Protosticta antelopoides
- Conservation status: Data Deficient (IUCN 3.1)

Scientific classification
- Kingdom: Animalia
- Phylum: Arthropoda
- Clade: Pancrustacea
- Class: Insecta
- Order: Odonata
- Suborder: Zygoptera
- Family: Platystictidae
- Genus: Protosticta
- Species: P. antelopoides
- Binomial name: Protosticta antelopoides Fraser, 1931

= Protosticta antelopoides =

- Genus: Protosticta
- Species: antelopoides
- Authority: Fraser, 1931
- Conservation status: DD

Species of damselfly

Protosticta antelopoides, the spiny reedtail, is a damselfly species in the family Platystictidae. It is endemic to Western Ghats in India.

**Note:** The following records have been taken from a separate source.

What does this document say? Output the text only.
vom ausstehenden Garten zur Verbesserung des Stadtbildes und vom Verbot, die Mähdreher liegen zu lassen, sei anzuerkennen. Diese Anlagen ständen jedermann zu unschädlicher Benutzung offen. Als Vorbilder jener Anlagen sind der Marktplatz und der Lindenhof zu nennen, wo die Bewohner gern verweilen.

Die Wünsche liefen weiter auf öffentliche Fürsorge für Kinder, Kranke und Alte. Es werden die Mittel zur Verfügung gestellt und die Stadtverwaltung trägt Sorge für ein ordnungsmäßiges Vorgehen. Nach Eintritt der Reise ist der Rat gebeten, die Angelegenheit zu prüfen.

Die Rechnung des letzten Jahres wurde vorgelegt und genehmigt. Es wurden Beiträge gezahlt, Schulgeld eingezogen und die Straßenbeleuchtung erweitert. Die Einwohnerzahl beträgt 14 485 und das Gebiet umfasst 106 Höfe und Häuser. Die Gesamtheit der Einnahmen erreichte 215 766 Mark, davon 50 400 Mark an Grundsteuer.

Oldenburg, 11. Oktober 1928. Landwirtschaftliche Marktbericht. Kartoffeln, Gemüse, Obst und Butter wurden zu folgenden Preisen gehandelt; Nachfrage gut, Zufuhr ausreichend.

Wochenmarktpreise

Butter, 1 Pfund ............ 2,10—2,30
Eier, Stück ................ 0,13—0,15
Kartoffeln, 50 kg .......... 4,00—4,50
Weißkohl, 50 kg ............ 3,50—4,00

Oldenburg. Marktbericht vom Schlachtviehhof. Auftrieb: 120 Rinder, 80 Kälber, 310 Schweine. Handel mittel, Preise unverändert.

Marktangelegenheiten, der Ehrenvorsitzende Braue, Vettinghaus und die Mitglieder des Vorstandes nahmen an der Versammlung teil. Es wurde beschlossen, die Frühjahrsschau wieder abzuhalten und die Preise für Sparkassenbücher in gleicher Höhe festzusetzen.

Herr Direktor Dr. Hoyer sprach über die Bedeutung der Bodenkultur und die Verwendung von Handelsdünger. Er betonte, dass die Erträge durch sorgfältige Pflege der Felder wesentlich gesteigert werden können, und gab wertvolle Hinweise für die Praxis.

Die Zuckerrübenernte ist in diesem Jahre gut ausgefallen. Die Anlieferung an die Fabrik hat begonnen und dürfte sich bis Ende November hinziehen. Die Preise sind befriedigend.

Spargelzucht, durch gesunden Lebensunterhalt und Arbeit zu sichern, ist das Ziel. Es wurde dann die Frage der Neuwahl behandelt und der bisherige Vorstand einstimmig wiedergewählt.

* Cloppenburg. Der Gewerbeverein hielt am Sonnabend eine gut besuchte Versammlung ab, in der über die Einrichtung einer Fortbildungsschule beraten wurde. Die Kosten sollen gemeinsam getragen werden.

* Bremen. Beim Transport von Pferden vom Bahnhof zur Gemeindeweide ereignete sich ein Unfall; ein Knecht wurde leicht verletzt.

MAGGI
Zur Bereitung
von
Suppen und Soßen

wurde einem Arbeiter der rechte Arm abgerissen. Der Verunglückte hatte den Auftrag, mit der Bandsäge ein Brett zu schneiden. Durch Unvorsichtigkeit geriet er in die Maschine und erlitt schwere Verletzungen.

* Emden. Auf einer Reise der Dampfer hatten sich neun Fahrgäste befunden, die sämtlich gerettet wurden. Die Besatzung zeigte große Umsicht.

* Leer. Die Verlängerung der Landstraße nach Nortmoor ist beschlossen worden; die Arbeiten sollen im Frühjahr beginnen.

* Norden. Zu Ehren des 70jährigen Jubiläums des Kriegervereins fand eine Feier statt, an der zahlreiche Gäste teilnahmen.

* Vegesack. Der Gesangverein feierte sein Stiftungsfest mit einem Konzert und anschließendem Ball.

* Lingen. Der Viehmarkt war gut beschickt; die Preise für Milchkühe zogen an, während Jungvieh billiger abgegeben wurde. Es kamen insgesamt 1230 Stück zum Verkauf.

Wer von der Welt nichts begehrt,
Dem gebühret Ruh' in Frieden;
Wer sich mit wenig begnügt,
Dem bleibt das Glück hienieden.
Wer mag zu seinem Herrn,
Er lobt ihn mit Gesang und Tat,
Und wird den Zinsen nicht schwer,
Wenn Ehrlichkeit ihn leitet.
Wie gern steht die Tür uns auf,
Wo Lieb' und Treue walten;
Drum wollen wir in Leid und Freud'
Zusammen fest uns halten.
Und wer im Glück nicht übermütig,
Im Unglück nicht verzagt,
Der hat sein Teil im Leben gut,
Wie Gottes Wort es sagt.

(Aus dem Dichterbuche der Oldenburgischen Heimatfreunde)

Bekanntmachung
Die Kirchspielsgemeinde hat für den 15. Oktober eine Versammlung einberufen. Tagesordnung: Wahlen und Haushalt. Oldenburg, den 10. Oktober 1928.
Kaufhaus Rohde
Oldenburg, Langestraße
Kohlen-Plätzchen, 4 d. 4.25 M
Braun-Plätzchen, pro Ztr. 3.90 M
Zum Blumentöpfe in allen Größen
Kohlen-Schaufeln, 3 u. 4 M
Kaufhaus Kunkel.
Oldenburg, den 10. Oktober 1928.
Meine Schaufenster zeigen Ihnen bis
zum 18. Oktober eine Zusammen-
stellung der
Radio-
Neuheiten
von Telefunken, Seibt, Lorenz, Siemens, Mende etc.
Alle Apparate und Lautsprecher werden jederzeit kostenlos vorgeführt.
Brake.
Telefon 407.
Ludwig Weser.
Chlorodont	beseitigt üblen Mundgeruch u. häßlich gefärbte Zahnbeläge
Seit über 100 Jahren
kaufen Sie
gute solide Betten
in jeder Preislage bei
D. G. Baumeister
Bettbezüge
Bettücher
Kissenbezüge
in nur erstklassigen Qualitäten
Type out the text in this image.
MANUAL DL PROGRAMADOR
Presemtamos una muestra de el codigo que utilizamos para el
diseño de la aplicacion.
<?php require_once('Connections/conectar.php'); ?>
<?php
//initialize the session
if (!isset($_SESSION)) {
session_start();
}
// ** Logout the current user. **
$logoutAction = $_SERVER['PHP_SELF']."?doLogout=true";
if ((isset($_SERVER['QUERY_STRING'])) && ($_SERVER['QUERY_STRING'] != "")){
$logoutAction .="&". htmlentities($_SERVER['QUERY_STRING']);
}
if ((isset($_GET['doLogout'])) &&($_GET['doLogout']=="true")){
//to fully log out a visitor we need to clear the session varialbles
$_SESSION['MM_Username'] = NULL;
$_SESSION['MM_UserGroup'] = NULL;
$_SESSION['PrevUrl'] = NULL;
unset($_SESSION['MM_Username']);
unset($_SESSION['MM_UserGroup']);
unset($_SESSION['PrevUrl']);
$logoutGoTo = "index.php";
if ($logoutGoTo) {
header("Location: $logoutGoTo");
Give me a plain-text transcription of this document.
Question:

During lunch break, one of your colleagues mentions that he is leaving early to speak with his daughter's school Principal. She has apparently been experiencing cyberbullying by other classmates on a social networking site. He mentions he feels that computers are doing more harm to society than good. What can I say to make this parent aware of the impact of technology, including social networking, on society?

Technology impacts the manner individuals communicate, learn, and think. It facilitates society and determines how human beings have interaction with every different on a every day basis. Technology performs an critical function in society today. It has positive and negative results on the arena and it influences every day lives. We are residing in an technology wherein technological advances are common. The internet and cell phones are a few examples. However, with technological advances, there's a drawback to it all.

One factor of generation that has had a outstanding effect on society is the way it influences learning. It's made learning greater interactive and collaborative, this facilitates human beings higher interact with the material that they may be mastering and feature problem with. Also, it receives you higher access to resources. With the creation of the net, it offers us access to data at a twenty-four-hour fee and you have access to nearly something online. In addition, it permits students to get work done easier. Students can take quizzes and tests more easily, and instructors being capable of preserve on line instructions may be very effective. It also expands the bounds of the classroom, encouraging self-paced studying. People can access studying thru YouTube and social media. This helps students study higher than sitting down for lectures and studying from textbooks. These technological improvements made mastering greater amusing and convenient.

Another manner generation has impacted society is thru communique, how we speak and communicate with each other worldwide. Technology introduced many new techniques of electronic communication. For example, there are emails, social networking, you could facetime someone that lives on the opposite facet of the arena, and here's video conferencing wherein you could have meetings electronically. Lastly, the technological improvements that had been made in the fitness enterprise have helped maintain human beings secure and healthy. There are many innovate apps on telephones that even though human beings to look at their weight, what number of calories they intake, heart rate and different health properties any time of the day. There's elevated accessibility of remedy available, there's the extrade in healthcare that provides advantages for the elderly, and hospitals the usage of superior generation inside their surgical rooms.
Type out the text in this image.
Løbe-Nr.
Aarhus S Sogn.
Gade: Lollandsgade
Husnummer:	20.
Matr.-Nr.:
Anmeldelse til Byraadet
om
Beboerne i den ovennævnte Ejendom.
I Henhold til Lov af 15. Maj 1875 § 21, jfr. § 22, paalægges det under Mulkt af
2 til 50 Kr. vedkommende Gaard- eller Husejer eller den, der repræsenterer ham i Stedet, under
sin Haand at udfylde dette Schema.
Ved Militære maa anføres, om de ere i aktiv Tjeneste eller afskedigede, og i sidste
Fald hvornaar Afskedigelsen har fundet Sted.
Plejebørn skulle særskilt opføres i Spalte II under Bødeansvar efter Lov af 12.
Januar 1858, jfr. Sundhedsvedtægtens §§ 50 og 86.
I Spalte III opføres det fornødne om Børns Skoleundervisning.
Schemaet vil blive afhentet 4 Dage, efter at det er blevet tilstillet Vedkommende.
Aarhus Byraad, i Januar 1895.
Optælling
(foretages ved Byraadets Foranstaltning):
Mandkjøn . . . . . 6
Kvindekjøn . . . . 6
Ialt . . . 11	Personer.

==Description and habitat==
It is a large slender damselfly with bottle-green eyes. Its thorax is bluish-black on dorsum and sides are pale blue with a black stripe on the hinder border of the mesepimeron. Abdomen is black with pale yellow on the lower parts of sides. Segments 3 to 6 to have narrow yellow basal rings. Remaining segments are unmarked. It is bigger than any other known species of this genus. Female is similar to the male.

It is known to occur in Munnar, Idukki district and Kozhikode district of the Kerala. It is restricted to hill streams with good riparian forest cover.